To capture the event, TIME asked Los Angeles-based fine art photographer Susan Anderson, whose work is currently on display in the Annenberg Space for
Photography’s Beauty Culture exhibit, to create these exclusive portraits of 30 of the contest’s winners.
The pageant, now owned by Donald Trump and known for far racier swimsuits than Sheffield’s modest get up, has kept the focus firmly on the beauty part of
pageantry since its inception in Long Beach, California in 1952. Air Max Shoes Outlet OnlineThe Miss
America contest, on the other hand, prides itself on its talent competition—an element missing from the Miss USA.
This year, the effervescent Sheffield was a big draw for a bevy of Miss Teen USA contestants who lined up for photos and advice.
nike sb shoes“You’ll have a baby someday and you won’t remember how glamorous you were,” she told one set of
teens while she scrawled her name across their program. Then she added: “Hot shoes, baby.”
Meanwhile, the other “formers,” as they’re called, who range in age from their 70’s to their 20’s, talked about old pageant scandals and discussed the
unique pressures of being considered outrageously beautiful–and then having to live up to the title decades later. “My friends want me to get a facelift so
that I’ll stay looking the same,” said Sylvia (Hitchcock) Carson, Miss USA 1967. Others feel they still have to prove that they have brains too, while some
wonder whether they’ve been courted for themselves or because men
want the bragging rights that come with dating a former Miss USA.

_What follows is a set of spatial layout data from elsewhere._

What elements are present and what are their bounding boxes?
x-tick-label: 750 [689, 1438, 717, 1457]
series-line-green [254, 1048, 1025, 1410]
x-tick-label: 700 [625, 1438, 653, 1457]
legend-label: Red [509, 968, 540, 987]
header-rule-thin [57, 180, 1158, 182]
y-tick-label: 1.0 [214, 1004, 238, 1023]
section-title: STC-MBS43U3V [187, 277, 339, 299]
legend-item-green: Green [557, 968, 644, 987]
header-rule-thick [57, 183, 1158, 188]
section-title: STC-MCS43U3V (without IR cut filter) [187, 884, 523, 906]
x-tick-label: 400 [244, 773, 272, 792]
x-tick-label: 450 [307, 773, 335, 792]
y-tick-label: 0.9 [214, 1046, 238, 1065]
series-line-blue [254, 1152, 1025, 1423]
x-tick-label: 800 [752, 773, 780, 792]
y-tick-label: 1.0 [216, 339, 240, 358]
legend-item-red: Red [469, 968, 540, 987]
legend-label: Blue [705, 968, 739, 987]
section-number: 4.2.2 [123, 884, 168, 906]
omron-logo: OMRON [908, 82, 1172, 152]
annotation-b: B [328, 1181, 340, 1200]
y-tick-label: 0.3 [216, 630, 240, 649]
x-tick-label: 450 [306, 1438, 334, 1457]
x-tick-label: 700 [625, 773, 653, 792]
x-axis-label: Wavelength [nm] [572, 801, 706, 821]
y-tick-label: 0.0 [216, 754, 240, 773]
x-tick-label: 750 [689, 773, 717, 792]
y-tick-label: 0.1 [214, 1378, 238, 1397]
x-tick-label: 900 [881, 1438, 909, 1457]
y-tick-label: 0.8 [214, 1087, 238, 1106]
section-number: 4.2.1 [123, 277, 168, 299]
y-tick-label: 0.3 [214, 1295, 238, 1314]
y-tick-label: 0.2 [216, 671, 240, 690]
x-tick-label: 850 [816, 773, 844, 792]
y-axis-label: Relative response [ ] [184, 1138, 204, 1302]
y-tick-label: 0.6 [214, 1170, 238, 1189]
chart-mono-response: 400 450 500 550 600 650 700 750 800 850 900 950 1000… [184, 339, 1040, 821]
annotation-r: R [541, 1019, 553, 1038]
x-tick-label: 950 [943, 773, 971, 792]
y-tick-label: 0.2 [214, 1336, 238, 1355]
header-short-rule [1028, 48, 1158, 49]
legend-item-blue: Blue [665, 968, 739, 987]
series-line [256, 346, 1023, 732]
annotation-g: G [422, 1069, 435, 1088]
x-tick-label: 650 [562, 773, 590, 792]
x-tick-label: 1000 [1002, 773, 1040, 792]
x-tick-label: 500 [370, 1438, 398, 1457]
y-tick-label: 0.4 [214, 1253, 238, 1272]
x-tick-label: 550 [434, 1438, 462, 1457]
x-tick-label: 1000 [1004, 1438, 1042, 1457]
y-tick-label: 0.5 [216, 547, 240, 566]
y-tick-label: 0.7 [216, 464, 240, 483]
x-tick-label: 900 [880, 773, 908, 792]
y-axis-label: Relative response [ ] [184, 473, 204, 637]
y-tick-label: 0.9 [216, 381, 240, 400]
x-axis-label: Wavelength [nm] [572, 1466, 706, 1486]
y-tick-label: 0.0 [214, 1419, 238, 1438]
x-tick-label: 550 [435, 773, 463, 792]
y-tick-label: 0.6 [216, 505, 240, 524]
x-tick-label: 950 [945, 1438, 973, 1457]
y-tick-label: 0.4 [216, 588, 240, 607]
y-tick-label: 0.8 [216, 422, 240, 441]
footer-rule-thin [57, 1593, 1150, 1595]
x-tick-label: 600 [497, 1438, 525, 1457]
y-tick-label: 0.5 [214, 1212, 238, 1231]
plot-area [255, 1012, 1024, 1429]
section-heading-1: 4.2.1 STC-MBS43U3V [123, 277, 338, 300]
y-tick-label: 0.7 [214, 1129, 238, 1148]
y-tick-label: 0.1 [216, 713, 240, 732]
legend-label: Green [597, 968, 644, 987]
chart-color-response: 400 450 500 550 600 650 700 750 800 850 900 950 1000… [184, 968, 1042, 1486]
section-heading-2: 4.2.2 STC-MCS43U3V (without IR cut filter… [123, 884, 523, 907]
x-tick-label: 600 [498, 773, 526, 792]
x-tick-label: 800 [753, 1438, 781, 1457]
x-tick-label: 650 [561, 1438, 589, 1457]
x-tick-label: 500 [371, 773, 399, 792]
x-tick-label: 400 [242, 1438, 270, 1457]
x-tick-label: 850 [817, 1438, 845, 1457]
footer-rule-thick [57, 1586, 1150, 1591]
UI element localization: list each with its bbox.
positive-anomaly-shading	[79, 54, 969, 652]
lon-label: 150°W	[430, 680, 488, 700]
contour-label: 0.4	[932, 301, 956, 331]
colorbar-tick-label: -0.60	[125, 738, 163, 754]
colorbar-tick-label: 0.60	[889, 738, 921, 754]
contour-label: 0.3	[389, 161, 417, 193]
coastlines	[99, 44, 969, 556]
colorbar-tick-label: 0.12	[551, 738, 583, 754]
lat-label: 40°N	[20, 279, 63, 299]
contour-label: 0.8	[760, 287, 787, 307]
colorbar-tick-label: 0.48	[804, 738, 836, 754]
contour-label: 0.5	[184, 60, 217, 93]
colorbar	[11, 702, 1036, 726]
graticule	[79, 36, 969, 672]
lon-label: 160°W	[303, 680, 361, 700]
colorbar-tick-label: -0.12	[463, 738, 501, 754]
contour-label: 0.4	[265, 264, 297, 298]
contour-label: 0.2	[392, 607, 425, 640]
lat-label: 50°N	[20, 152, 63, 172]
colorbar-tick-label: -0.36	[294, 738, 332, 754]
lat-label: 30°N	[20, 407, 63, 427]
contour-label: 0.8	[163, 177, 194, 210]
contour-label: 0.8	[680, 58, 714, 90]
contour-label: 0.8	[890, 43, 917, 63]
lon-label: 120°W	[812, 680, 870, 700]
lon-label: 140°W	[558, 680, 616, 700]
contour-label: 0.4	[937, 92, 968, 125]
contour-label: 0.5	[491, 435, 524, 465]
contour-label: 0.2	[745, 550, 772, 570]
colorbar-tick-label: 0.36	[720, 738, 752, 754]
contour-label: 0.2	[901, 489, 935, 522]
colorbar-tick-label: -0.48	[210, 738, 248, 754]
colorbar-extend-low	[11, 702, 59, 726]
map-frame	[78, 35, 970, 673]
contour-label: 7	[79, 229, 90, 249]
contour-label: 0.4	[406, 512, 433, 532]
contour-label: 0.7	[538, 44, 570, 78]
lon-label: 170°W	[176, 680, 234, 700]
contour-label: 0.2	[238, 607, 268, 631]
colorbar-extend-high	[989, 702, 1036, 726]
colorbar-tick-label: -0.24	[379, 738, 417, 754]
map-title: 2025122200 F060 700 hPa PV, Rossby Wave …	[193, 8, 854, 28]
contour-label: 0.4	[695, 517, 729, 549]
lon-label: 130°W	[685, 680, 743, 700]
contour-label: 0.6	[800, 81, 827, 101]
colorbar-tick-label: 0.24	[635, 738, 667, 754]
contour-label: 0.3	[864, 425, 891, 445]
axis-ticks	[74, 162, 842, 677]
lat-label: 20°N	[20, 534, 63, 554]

Coach Shoulder Bags And then there’s the other thing these women have in common
besides their exceptional looks: each of them survived a year of wearing the glittering, metal crown which was heavy enough to press grooves into its wearer
’s head even through a bouffant.
The next night, June 19, the formers gathered again to watch another gorgeous young woman, Miss California’s Alyssa Campanella, win the 2011 title and
prepare to carry the weight of that crown.
—Text and interviews by Claire Martin
Nike Air Max 90-BootsSusan Anderson is a Los Angeles-based commercial,
editorial and fine art photographer specializing in fashion, portraiture and conceptual/narrative work. She currently has a book entitled High Glitz, The
Surreal World of Child Beauty Pageants and is in a group exhibition at the Annenberg Space for Photography.